Interesting. All the places I've worked have had either key card security, or they were so small that everybody knew everybody, and someone claiming to be a server technician would be taken to see one of the admins before being turned loose in the server room.

Hell, I don't even work for a big company and very few of the developers even have access to the server room.

Re: 2077: "Heist"

Posted: Wed Nov 28, 2018 11:11 pm UTC
by Soupspoon
My typical experience is similar.
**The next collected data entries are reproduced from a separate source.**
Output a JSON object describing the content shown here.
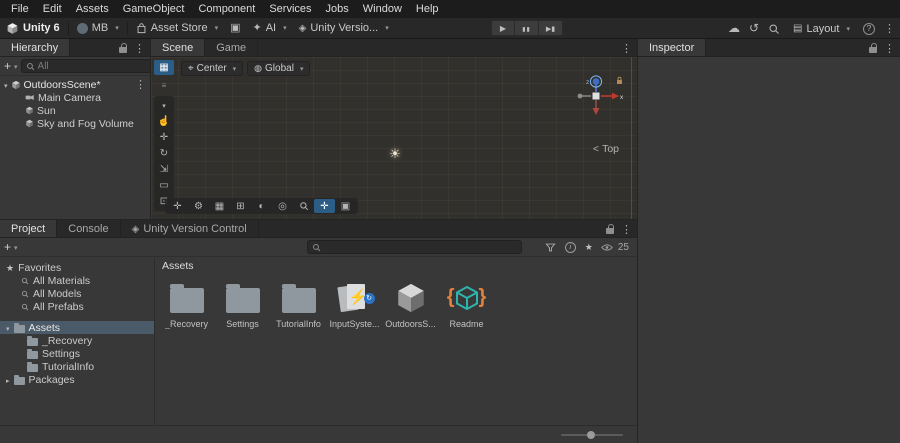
{
  "colors": {
    "accent": "#2c5d87",
    "selection": "#4a5a68",
    "folder": "#8f979f",
    "teal": "#2fb3ad",
    "orange": "#e2813a"
  },
  "menu": {
    "items": [
      "File",
      "Edit",
      "Assets",
      "GameObject",
      "Component",
      "Services",
      "Jobs",
      "Window",
      "Help"
    ]
  },
  "toolbar": {
    "product": "Unity 6",
    "account_label": "MB",
    "asset_store_label": "Asset Store",
    "ai_label": "AI",
    "version_label": "Unity Versio...",
    "layout_label": "Layout"
  },
  "hierarchy": {
    "tab_label": "Hierarchy",
    "search_placeholder": "All",
    "root": "OutdoorsScene*",
    "children": [
      "Main Camera",
      "Sun",
      "Sky and Fog Volume"
    ]
  },
  "scene": {
    "tab_scene": "Scene",
    "tab_game": "Game",
    "pivot_label": "Center",
    "space_label": "Global",
    "orientation_chevron": "<",
    "orientation_label": "Top",
    "axis_x_label": "x",
    "axis_z_label": "z"
  },
  "inspector": {
    "tab_label": "Inspector"
  },
  "project": {
    "tab_project": "Project",
    "tab_console": "Console",
    "tab_vcs": "Unity Version Control",
    "search_placeholder": "",
    "hidden_count": "25",
    "favorites_label": "Favorites",
    "favorites": [
      "All Materials",
      "All Models",
      "All Prefabs"
    ],
    "assets_label": "Assets",
    "asset_folders": [
      "_Recovery",
      "Settings",
      "TutorialInfo"
    ],
    "packages_label": "Packages",
    "grid_header": "Assets",
    "items": [
      {
        "label": "_Recovery"
      },
      {
        "label": "Settings"
      },
      {
        "label": "TutorialInfo"
      },
      {
        "label": "InputSyste..."
      },
      {
        "label": "OutdoorsS..."
      },
      {
        "label": "Readme"
      }
    ]
  }
}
One example is probably no more than eight people at any one time had key-card rights to the room (and as few as six, depending on department size) in a site of 200. All but one of the people normally sitting directly outside the room (the exception being the department's admin person/PA) plus the building security guard (in case of emergencies). But it was also policy to never have just one person in the server room (if any, it not being an absolute minimum), including any 'guest', such that if the fire-suppression system were to become activated then no individual could find themselves incapacitated and unlocated and W.O.O.

Re: 2077: "Heist"

Posted: Thu Nov 29, 2018 12:52 am UTC
by Showsni
rabidmuskrat wrote:
GlassHouses wrote:
jgh wrote:Wow and LOL! My job is *literally* going to a customer support counter with a tool trolley and asking "hello, where's the staff entrance?", and being shown to it, and there asking "hello, where's the server room, I'm here to replace the routers" and being shown to it *and* *left* *there*. By people who usually say "oh, we didn't know anybody was coming". I could be anybody!

Interesting. All the places I've worked have had either key card security, or they were so small that everybody knew everybody, and someone claiming to be a server technician would be taken to see one of the admins before being turned loose in the server room.

Hell, I don't even work for a big company and very few of the developers even have access to the server room.


My company's server room is also the reception/office/break/almost everything else room. The server's under the desk, if you want to see it.

Re: 2077: "Heist"

Posted: Thu Nov 29, 2018 5:24 pm UTC
by gcgcgcgc
"I'm from the building" has to be ambiguous statement of the week.